Vitamin D has been getting a lot of attention recently but early research has limited our understanding of its benefits. This may have contributed to the current vitamin D deficiency epidemic.
What we knew before was that vitamin D metabolizes phosphorous and helps maintain strong bones and teeth by regulating the amount of calcium in the body. But vitamin D gives you so much more than that. Recent studies have showed this nutrient can affect virtually your entire body, providing hundreds of potential health benefits.
That’s because vitamin D can categorized as a vitamin and as hormone at the same time. A vitamin, by definition, is consumed through your diet, meaning your body cannot make it on its own, while hormones are produced by your body.
You produce a type of vitamin D called vitamin D3 or cholecalciferol when sunlight strikes your bare skin. Cholecalciferol also directly produces calcidiol, an important prehormone in your blood used to determine your vitamin D levels in a lab test.
On the other hand, calcitriol, vitamin D’s metabolic product, is a secosteroid hormone made in your kidneys from calcidiol that targets over 2000 genes (almost 10 percent of the human genome) in your body, which is why the lack of vitamin D is potentially dangerous to your health.
The American Public Health Association has listed vitamin D deficiency as the top health concern in the country.
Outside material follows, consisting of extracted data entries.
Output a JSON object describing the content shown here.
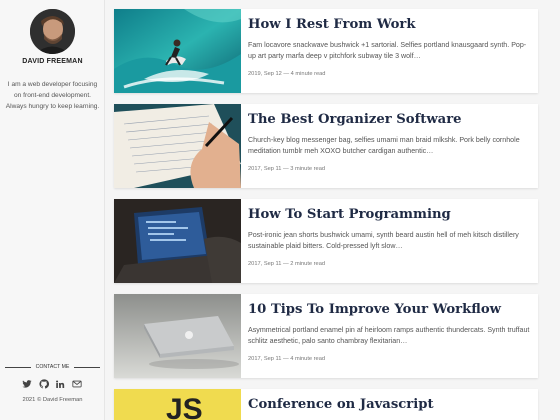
{
  "author": {
    "name": "DAVID FREEMAN",
    "bio": "I am a web developer focusing on front-end development. Always hungry to keep learning."
  },
  "contact": {
    "label": "CONTACT ME",
    "icons": [
      "twitter-icon",
      "github-icon",
      "linkedin-icon",
      "mail-icon"
    ]
  },
  "footer": {
    "copyright": "2021 © David Freeman"
  },
  "posts": [
    {
      "title": "How I Rest From Work",
      "excerpt": "Fam locavore snackwave bushwick +1 sartorial. Selfies portland knausgaard synth. Pop-up art party marfa deep v pitchfork subway tile 3 wolf…",
      "meta": "2019, Sep 12 — 4 minute read"
    },
    {
      "title": "The Best Organizer Software",
      "excerpt": "Church-key blog messenger bag, selfies umami man braid mlkshk. Pork belly cornhole meditation tumblr meh XOXO butcher cardigan authentic…",
      "meta": "2017, Sep 11 — 3 minute read"
    },
    {
      "title": "How To Start Programming",
      "excerpt": "Post-ironic jean shorts bushwick umami, synth beard austin hell of meh kitsch distillery sustainable plaid bitters. Cold-pressed lyft slow…",
      "meta": "2017, Sep 11 — 2 minute read"
    },
    {
      "title": "10 Tips To Improve Your Workflow",
      "excerpt": "Asymmetrical portland enamel pin af heirloom ramps authentic thundercats. Synth truffaut schlitz aesthetic, palo santo chambray flexitarian…",
      "meta": "2017, Sep 11 — 4 minute read"
    },
    {
      "title": "Conference on Javascript",
      "thumb_text": "JS"
    }
  ],
  "colors": {
    "title": "#1f2a44",
    "js_yellow": "#f0db4f"
  }
}
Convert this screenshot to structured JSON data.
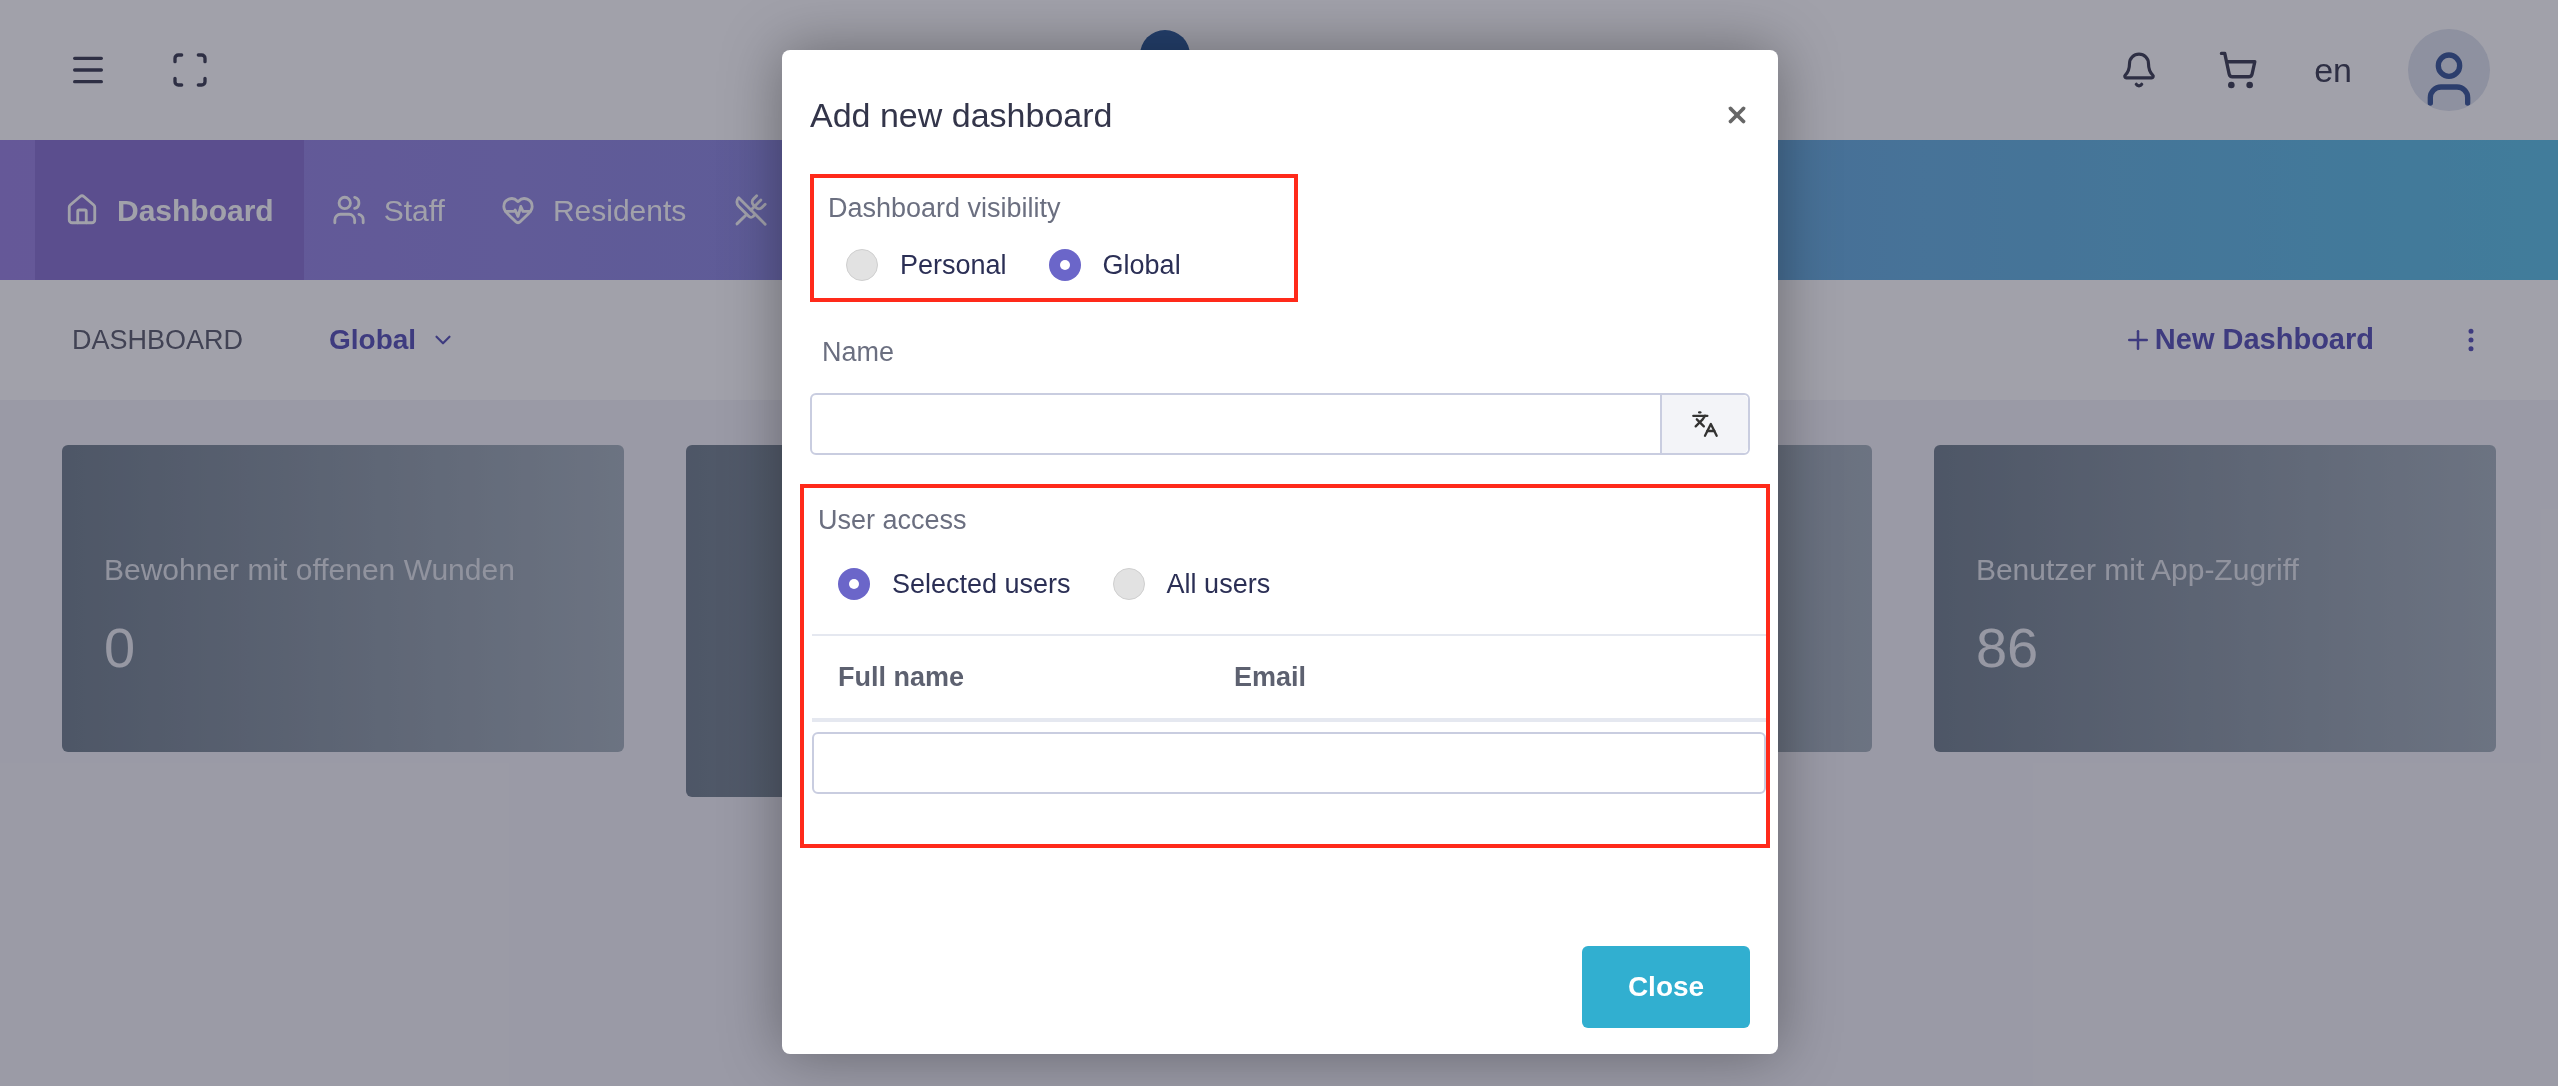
{
  "top_bar": {
    "language": "en"
  },
  "nav_tabs": [
    {
      "label": "Dashboard",
      "selected": true
    },
    {
      "label": "Staff",
      "selected": false
    },
    {
      "label": "Residents",
      "selected": false
    }
  ],
  "subheader": {
    "title": "DASHBOARD",
    "scope": "Global",
    "new_button": "New Dashboard"
  },
  "cards": [
    {
      "title": "Bewohner mit offenen Wunden",
      "value": "0"
    },
    {
      "title": "Benutzer mit App-Zugriff",
      "value": "86"
    }
  ],
  "modal": {
    "title": "Add new dashboard",
    "visibility": {
      "label": "Dashboard visibility",
      "options": [
        {
          "label": "Personal",
          "selected": false
        },
        {
          "label": "Global",
          "selected": true
        }
      ]
    },
    "name": {
      "label": "Name"
    },
    "user_access": {
      "label": "User access",
      "options": [
        {
          "label": "Selected users",
          "selected": true
        },
        {
          "label": "All users",
          "selected": false
        }
      ],
      "columns": [
        "Full name",
        "Email"
      ]
    },
    "close_button": "Close"
  }
}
Vitamin D deficiency has been associated with least 17 types of cancer as well as heart disease, stroke, hypertension, autoimmune diseases, diabetes, depression, chronic pain, osteoarthritis, osteoporosis, muscle weakness, birth defects, periodontal disease, and other illnesses.
How to Optimize Your Vitamin D Levels
- Get regular sun exposure in the late spring, summer and early fall by exposing as much of your skin as possible.
- Use a safe tanning bed during the colder months.
- Eat vitamin D-rich foods like raw milk, eggs, organ meats, animal fat, cod liver oil and fish.
- Take vitamin D supplements. The correct type to take is vitamin D3. You can start by taking 5,000 IU (international units) per day for three months, then obtain a 25-hydroxyvitamin D test (the correct type of vitamin D test to use) to find out if you are getting enough vitamin D.
Vitamin D2 (ergocalciferol) supplements are also available but they’re not advisable to use because vitamin D2 is a synthetic type of vitamin D.
When your body takes in vitamin D3 and vitamin D2, both types need to be converted to a more active form. Vitamin D3 is converted 500 percent faster than vitamin D2.
Keep in mind that because almost 90 percent of the vitamin D produced within your body is a result of sun exposure, you should not rely on getting it from natural foods or from vitamin D supplements.
Your need for sun exposure is like your natural need for food, oxygen, water and exercise. So put the sunshine back in our life and stop missing out on one of the most important nutrients for your health.